We know because that communication happens on UDP and each packet on app layer has sequence number. It is used on receiving side to rebuild sequence of packets (events from the exchange can only be understood correctly when processed in same order as generated and only if you have complete stream -- you can't process a packet until you processed the one preceding it). It is trivial to detect that we haven't missed a packet.

We had a special alert for a missing packet. To my knowledge that has never activated in production except for exchange-mandated tests (the exchange runs tests regularly to ensure every brokerage house can handle faults in communications, maximum loads, etc.)

If a packed was missed, the same data is replicated on another, independent link through another carrier.

And if this wasn't enough, if your system is down (which it shouldn't happen during trading) you can contact exchange's TCP service and request for the missing sequences. But that never happened, either.

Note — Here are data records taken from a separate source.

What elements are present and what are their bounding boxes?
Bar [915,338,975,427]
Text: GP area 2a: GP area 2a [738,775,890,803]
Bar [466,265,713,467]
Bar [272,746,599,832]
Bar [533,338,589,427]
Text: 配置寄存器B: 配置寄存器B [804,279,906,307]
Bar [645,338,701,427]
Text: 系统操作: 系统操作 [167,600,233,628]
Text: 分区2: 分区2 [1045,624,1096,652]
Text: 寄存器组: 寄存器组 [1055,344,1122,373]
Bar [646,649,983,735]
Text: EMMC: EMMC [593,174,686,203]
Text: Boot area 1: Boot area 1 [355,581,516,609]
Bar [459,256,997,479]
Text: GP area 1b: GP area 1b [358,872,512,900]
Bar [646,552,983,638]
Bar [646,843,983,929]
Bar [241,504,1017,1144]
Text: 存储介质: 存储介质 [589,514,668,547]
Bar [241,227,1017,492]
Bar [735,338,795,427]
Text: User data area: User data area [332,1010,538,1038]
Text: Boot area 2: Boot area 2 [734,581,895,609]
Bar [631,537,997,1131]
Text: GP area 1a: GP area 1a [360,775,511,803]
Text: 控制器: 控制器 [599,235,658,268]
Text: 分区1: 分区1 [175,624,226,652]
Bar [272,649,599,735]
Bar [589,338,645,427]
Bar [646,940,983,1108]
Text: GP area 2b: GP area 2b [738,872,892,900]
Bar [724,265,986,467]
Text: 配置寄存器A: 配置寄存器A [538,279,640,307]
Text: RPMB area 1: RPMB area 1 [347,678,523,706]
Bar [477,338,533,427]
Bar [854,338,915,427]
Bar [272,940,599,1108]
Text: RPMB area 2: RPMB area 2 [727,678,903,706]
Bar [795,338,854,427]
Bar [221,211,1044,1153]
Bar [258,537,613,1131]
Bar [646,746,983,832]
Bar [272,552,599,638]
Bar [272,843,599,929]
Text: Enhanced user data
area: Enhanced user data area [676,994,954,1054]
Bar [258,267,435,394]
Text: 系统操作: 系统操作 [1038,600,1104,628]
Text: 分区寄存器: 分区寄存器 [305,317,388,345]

As we really liked this pattern, we built a small framework and used it for internal communication as well including data flowing to traders' workstations.

Mind, that neither the carrier link, the networking devices or people who maintain it are cheap.

t0mas88 · on Aug 25, 2021

In regular trading (not crypto, see the other comment about the volume differences) it is common to tune Java for example to run GC outside of trading hours. That works if you don't allocate new heap memory in every transaction/message but instead only use the stack + pre-allocated pools.